An apparently startled senator Kuehl gamely replied, that she would “interrupt” her usual analysis of the budget to discuss the “confidential analysis” about which Mr. Weintraub had written in the newspaper. Remarkably, her title claims that the “LAO confirms single payer reduces health care spending, contains annual growth.”
And, yesterday afternoon, up popped the analysis on the LAO’s website! Certainly, the LAO concludes that costs for health services will grow at a slower rate under government monopoly. However, citing “other experts,” the LAO also notes that “there may not be enough physicians or hospital capacity to provide those services” (pp. 23-24). (Strangely, the LAO also comes to the odd conclusion that demand for health care will increase, not just because it’s free, but because people might move here to take advantage of it! How many Americans have you heard of who go to Canada for “free” health care?)
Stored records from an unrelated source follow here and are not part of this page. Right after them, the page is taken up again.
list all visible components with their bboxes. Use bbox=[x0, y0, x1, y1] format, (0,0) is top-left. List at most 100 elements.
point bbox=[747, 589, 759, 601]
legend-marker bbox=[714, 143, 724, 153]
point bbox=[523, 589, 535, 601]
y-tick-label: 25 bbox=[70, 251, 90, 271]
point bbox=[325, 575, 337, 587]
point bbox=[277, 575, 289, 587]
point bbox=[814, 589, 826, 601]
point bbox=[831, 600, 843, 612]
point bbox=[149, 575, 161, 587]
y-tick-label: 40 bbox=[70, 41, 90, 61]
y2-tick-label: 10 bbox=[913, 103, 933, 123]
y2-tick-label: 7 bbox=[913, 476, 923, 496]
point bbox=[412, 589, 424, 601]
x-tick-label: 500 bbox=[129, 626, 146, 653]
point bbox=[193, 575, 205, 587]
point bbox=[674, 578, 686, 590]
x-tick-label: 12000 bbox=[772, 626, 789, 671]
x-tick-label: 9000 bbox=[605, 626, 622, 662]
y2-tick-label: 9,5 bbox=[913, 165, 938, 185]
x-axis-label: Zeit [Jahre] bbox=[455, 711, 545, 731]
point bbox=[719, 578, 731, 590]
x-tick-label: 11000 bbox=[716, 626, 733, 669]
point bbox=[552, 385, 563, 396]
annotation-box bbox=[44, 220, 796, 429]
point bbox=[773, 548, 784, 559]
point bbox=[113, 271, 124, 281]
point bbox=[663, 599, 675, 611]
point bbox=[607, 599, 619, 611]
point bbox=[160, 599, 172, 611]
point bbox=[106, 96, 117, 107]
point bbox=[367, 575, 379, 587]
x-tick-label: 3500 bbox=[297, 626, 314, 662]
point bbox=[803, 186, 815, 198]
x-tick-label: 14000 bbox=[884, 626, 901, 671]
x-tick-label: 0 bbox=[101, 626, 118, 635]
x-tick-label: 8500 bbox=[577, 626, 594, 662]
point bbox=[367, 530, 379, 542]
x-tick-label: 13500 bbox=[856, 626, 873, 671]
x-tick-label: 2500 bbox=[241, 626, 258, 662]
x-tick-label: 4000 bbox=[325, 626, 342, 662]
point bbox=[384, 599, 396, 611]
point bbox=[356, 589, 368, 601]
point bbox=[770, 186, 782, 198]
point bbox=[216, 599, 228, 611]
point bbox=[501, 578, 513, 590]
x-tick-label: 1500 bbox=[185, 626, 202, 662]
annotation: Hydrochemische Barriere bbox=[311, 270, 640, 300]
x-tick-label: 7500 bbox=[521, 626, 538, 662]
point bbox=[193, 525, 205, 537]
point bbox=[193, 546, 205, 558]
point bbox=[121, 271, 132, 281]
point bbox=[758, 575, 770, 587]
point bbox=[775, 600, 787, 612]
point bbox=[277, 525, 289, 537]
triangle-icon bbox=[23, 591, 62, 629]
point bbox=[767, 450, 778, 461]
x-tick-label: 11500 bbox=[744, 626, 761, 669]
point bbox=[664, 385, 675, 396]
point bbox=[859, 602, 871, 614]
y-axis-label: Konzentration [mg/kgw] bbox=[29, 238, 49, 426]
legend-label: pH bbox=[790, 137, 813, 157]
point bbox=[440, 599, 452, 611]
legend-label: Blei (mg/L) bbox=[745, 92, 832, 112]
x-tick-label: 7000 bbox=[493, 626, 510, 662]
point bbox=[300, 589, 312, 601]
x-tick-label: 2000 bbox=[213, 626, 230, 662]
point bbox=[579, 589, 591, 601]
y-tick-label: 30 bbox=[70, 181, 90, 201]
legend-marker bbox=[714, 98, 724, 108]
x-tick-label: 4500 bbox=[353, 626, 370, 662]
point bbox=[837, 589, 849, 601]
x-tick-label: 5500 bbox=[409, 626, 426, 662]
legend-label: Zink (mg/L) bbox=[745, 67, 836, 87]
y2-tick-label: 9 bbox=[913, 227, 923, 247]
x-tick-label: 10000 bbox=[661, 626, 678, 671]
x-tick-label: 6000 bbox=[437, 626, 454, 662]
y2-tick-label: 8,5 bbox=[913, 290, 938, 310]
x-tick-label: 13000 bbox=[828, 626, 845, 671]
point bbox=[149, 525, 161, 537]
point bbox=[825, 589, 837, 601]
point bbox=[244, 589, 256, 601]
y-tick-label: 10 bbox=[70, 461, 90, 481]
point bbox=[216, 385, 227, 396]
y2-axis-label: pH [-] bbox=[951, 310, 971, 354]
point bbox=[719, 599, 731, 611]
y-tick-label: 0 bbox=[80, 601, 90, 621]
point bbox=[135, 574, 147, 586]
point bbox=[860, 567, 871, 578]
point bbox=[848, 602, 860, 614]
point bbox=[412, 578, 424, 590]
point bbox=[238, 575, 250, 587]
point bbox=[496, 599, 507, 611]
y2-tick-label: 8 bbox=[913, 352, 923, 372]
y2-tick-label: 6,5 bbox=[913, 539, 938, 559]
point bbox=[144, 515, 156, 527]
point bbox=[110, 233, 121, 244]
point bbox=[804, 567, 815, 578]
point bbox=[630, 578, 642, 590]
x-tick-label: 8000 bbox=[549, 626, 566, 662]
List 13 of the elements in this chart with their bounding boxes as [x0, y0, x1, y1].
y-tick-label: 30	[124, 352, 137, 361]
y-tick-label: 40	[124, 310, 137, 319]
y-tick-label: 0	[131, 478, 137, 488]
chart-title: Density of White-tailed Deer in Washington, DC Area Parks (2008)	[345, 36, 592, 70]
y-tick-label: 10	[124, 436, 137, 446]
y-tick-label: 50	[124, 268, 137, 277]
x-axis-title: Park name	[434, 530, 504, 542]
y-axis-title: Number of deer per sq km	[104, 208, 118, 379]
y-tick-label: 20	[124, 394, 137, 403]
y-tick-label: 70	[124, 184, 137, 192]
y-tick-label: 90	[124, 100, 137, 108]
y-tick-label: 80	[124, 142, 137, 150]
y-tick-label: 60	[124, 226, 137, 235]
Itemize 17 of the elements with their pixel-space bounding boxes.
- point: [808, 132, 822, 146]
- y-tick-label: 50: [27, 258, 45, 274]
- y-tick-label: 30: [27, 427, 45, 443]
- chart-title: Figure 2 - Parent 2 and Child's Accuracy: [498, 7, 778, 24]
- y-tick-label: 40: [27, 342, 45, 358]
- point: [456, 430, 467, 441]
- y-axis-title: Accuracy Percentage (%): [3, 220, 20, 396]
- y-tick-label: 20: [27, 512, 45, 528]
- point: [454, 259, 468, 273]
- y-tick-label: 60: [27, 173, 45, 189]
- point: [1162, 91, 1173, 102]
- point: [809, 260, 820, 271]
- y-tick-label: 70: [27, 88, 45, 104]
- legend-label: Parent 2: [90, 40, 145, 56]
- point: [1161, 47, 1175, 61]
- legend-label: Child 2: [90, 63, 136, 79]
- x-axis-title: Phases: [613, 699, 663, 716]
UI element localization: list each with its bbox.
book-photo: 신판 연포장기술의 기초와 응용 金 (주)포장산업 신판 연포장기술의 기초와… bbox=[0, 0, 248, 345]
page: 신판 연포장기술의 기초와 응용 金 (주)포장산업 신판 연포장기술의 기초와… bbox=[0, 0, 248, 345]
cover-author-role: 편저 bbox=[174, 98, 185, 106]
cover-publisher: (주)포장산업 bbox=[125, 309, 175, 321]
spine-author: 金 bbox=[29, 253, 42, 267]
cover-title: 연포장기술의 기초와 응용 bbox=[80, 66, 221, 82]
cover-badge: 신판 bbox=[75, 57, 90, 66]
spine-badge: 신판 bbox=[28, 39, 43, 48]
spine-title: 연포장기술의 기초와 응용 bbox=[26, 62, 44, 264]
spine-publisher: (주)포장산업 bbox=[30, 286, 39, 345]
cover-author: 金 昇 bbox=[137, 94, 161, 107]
Unfortunately, the LAO does not cite my 2006 study, which estimated how much health care capacity California would lose, through physician emigration and lost capital investment, under government-monopoly health care. Had she done so, she would have been able to give more precise shape to the negative impacts that she hints will result from government monopoly.
Nevermind: the most important news from the LAO’s report is that the single-payer camp grossly underestimated how much taxes it would need to fully fund the government take-over. Indeed, all four new and increased taxes proposed in SB-840, plus existing federal health transfers and currently funded state programs (Medi-Cal, etc.), would only pay for three quarters of 2010-2011 single-payer budget, and four fifths in 2015-2016 (p. 8).
Senator Kuehl’s solution, confided to the LAO, is that SB-840’s originally proposed taxes should be increased by about one third: from 12% to 16% on the new payroll taxes, and from 11.5% to 15.5% on the new investment income taxes (p.12).
Wow! With a tax hike like that, no wonder senator Kuehl wanted to keep the LAO’s report “confidential”!